I’ve been thinking, it must be quite nice
when you’re old and grey, to be blonde. Now, I do realise I’m in the lucky
position of being a bit old but not having any grey hair …….. well about 5
around the temples at the last count. My father’s hair was practically black
until the day he died …..some kind of legacy from the Spanish Armada that
washed up on the Dorset coast so I’m told…… and there is barely a fistful of
grey hair on my Mum’s head or amongst her sisters, so I don’t think it’s likely
to happen any day soon. However, I met a brilliant woman who is in her 60s and
wears her thick, wavy hair long and in 50 shades of blonde. She dresses in
white and cream and lives in a white and cream house with blonde wood
floorboards.

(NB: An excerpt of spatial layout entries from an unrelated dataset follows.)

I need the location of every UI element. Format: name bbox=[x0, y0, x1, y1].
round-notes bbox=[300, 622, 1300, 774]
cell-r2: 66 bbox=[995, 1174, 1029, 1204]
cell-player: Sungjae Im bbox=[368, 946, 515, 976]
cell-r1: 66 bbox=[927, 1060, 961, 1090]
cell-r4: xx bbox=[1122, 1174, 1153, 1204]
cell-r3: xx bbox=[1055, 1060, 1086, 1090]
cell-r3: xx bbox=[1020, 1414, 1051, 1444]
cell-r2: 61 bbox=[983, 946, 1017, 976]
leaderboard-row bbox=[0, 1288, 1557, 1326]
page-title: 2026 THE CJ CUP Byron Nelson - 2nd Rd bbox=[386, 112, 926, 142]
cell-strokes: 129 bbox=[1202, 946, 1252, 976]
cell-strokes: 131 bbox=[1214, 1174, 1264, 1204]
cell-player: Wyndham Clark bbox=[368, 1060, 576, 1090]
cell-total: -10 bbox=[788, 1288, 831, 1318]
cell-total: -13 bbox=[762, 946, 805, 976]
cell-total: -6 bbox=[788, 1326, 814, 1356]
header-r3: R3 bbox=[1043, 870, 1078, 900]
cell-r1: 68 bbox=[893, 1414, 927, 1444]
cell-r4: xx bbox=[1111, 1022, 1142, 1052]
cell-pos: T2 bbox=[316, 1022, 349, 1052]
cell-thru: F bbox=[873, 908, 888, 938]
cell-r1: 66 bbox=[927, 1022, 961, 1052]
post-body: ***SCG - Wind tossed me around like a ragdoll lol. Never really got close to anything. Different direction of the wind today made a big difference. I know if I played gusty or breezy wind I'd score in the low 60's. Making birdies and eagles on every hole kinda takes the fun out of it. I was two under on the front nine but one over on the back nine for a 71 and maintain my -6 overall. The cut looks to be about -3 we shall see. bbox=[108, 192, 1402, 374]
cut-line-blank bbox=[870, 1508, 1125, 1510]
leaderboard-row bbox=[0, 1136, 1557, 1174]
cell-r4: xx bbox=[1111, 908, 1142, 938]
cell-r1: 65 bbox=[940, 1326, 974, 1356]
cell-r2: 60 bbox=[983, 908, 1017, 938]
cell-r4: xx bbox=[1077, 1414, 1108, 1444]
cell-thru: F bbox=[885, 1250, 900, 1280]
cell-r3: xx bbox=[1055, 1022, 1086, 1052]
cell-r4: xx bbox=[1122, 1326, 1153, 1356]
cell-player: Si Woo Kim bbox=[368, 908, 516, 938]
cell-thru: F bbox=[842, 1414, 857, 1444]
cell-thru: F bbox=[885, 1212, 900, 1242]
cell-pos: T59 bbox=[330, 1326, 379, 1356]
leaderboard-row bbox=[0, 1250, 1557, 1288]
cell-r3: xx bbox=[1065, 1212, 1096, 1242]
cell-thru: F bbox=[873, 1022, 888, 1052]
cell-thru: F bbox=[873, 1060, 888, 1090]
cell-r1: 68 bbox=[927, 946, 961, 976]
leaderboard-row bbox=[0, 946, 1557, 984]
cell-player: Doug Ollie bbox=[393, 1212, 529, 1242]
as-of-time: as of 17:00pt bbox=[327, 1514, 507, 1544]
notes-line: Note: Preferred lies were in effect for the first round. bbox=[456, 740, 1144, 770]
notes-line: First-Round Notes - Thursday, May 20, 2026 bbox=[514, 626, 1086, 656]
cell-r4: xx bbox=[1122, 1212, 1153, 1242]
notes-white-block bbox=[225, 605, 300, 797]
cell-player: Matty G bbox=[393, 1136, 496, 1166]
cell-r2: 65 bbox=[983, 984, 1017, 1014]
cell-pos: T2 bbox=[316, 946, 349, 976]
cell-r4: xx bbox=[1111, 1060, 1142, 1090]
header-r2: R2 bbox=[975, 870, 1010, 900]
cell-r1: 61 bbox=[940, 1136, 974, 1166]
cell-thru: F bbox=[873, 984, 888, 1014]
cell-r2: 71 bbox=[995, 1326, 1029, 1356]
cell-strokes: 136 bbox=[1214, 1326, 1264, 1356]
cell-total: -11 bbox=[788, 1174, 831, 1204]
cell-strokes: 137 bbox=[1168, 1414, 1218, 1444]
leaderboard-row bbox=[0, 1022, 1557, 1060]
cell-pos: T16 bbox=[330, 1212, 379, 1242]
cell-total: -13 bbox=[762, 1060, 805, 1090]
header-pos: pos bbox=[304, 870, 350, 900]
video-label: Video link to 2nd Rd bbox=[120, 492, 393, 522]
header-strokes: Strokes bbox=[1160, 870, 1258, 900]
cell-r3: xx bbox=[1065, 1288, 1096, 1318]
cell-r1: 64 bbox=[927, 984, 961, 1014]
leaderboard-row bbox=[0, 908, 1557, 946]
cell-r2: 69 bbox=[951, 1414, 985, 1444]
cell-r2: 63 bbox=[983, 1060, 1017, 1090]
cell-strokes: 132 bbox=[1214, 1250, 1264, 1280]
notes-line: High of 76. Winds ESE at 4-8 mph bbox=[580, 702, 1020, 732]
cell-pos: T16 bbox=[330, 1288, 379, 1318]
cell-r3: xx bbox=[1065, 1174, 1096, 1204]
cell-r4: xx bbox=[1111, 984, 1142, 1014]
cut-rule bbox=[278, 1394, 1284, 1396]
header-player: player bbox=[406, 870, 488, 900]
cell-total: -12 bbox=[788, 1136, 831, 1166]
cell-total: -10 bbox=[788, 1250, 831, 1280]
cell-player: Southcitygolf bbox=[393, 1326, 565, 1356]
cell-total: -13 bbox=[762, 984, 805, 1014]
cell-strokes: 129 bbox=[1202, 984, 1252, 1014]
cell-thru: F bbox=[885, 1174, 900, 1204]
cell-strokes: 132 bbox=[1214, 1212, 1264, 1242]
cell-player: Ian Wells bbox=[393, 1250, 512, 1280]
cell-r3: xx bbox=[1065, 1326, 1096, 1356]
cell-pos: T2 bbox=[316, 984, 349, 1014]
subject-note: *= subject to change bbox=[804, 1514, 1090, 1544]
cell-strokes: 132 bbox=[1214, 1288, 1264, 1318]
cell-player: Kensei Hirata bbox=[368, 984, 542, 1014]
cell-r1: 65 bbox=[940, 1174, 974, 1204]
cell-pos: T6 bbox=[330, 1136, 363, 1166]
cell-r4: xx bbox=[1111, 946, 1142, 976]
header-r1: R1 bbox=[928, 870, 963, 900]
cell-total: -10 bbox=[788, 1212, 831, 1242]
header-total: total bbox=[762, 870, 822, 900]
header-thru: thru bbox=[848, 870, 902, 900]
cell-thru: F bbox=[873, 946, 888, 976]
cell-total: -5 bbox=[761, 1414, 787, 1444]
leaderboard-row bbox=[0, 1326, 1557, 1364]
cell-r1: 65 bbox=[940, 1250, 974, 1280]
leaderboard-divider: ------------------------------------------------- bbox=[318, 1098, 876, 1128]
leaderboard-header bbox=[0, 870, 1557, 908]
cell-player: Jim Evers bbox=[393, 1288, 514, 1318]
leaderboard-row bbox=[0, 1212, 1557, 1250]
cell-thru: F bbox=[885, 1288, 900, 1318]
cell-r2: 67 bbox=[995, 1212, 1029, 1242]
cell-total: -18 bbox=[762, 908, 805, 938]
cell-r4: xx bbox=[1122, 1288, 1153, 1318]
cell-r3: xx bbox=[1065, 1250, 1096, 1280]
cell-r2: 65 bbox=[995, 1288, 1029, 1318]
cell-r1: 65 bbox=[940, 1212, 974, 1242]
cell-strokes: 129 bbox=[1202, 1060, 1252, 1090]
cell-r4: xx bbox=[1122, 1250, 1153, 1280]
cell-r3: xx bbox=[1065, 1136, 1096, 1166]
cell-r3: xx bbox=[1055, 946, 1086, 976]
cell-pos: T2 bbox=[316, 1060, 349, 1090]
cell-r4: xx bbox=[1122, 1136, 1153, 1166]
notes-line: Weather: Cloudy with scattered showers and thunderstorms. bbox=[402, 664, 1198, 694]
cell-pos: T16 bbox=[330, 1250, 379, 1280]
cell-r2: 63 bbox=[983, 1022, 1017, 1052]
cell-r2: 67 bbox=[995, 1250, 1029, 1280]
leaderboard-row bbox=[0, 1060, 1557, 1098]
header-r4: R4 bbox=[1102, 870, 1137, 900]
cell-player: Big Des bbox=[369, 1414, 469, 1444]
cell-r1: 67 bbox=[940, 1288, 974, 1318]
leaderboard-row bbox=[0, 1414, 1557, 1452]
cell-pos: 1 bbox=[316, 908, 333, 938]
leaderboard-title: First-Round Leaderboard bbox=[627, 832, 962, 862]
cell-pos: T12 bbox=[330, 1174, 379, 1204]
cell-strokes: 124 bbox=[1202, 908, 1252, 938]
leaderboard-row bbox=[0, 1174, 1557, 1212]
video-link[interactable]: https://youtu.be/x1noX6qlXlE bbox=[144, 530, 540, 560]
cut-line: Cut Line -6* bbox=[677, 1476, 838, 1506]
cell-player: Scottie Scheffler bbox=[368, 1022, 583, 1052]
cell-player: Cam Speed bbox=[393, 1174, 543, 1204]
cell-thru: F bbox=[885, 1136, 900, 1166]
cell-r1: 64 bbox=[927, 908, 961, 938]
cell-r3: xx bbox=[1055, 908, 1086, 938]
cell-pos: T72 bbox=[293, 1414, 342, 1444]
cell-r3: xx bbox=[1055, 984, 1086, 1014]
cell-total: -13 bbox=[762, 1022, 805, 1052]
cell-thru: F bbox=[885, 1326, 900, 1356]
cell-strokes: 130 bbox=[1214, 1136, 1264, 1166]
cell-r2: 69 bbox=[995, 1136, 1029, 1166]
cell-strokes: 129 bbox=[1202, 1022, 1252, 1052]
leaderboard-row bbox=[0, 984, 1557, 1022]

And looks fabulous. Everywhere is clean and sweet scented. And
clean. Very clean. It’s like being in a White Company advert.
I was blonde once. It took five hours to
strip my hair of its natural colour, with chemicals that are probably illegal
now. Halfway through the procedure my hair had turned neon orange, I looked
like the man who fell to earth, there was no
turning back. Eventually, I materialised from the salon with my bleached blonde
mop. Being of an olive complexion with very dark eyebrows it was definitely a
look. What can I say …. I was young. As it grew out I often wore a faux-fur,
Davy Crockett style hat with a tail…… it was the 80s…… you couldn’t tell where
the salt ‘n’ pepper hat finished and my salt ‘n’ pepper hair started.
“Darling, coffee?” my elderly blonde
friend asks in her husky voice, reaching for white mugs kept in a cream
cupboard, big blue eyes peeping out from beneath her long, stripy-blonde
fringe. Perhaps I don’t want to be blonde when I get older, perhaps I just want
to be her.
Top tip:go Caribbean in the snow with Lindt dark chocolate with coconut.....Bounty grows up.